Pharmacological properties of P2X3-receptors present in neurones of the rat dorsal root ganglia

1. The electrophysiological actions of several agonists which may differentiate between P2X₁- and P2X₃-receptors were studied under concentration and voltage-clamp conditions in dissociated neurones of 1–4 day old rat dorsal root ganglia.

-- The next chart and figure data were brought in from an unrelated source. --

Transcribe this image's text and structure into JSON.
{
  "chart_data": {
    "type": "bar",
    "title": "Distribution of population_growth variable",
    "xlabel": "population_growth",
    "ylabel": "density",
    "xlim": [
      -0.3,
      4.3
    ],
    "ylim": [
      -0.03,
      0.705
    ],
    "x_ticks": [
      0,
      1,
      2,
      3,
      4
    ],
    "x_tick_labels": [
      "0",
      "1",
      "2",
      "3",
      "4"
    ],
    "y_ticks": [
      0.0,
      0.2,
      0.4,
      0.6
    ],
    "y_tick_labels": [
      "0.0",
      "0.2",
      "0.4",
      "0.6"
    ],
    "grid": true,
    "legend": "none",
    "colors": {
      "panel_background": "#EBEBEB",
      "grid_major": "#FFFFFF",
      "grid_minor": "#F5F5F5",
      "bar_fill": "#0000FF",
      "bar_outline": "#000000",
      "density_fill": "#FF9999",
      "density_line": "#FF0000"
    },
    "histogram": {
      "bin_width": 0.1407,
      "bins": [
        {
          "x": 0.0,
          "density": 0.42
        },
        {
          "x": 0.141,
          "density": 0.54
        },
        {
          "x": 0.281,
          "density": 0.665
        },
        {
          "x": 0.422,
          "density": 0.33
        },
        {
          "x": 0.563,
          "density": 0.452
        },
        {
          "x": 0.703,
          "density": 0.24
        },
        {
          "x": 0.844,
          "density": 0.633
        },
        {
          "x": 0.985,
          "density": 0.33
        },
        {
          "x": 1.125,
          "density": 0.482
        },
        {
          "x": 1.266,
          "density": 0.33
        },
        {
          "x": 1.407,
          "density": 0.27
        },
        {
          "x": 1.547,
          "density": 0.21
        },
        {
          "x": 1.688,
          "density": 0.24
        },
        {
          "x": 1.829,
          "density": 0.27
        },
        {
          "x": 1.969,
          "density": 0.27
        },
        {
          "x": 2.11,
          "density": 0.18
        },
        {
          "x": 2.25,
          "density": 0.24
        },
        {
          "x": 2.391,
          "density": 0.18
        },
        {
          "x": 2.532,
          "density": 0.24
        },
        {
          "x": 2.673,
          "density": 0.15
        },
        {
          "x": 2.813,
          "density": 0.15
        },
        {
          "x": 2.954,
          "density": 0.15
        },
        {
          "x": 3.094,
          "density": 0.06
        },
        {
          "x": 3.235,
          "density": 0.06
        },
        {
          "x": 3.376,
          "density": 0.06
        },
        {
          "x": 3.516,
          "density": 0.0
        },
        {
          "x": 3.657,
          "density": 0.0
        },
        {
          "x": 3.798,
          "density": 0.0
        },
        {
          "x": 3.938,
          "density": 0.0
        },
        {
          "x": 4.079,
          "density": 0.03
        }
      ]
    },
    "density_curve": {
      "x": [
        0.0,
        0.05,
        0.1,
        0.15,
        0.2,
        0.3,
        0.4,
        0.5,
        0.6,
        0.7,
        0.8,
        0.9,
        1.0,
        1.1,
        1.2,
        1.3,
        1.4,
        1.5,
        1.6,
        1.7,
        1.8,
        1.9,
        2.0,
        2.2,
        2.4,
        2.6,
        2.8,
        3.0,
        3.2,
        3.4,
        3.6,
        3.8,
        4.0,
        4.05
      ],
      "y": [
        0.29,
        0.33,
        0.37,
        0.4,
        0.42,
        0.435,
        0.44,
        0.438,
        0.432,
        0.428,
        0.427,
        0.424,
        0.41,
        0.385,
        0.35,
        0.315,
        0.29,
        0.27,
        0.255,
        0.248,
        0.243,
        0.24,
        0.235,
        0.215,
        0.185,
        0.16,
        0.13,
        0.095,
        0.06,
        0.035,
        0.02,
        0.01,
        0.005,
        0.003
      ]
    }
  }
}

2. β,γ-Methylene-D-ATP (β,γ-me-D-ATP) (1–300 μM), diadenosine 5′,5′′′-P¹,P⁵-pentaphosphate (AP5A) (100 nM–300 μM), diadenosine 5′,5′′′-P¹,P⁴-tetraphosphate (AP4A) (300 nM–300 μM) and uridine 5′-triphosphate (UTP) (1 μM–1 mM) all activated concentration-dependent inward currents with a latency to onset of a few ms.
3. The concentration-response curves for β,γ-me-D-ATP and AP5A and ATP had similar maximum values, while that for AP4A had a lower maximum. The concentration-response curve to UTP was shallow and did not reach a maximum. β,γ-Methylene-L-ATP was virtually inactive. The rank order of agonist potency was ATP>AP5A≈amp;AP4A>β,γ-me-D-ATP>UTP>>β,γ-methylene-L-ATP.
4. The inward currents were inhibited by the P2-receptor antagonists suramin (100 μM) and pyridoxalphosphate-6-azophenyl-2′,4′-disulphonic acid (PPADS) (10 μM). PPADS also inhibited responses to ATP (800 nM) and α,β-methylene ATP (2 μM) in a concentration-dependent manner.
5. This study shows that β,γ-me-D-ATP, AP5A, AP4A and UTP all act via a suramin- and PPADS-sensitive P2X-receptor to evoke rapid, transient inward currents in dissociated neurones of rat dorsal root ganglia. The very low activity of β,γ-methylene-L-ATP suggests that the agonists were acting at the P2X₃-subtype to produce these effects.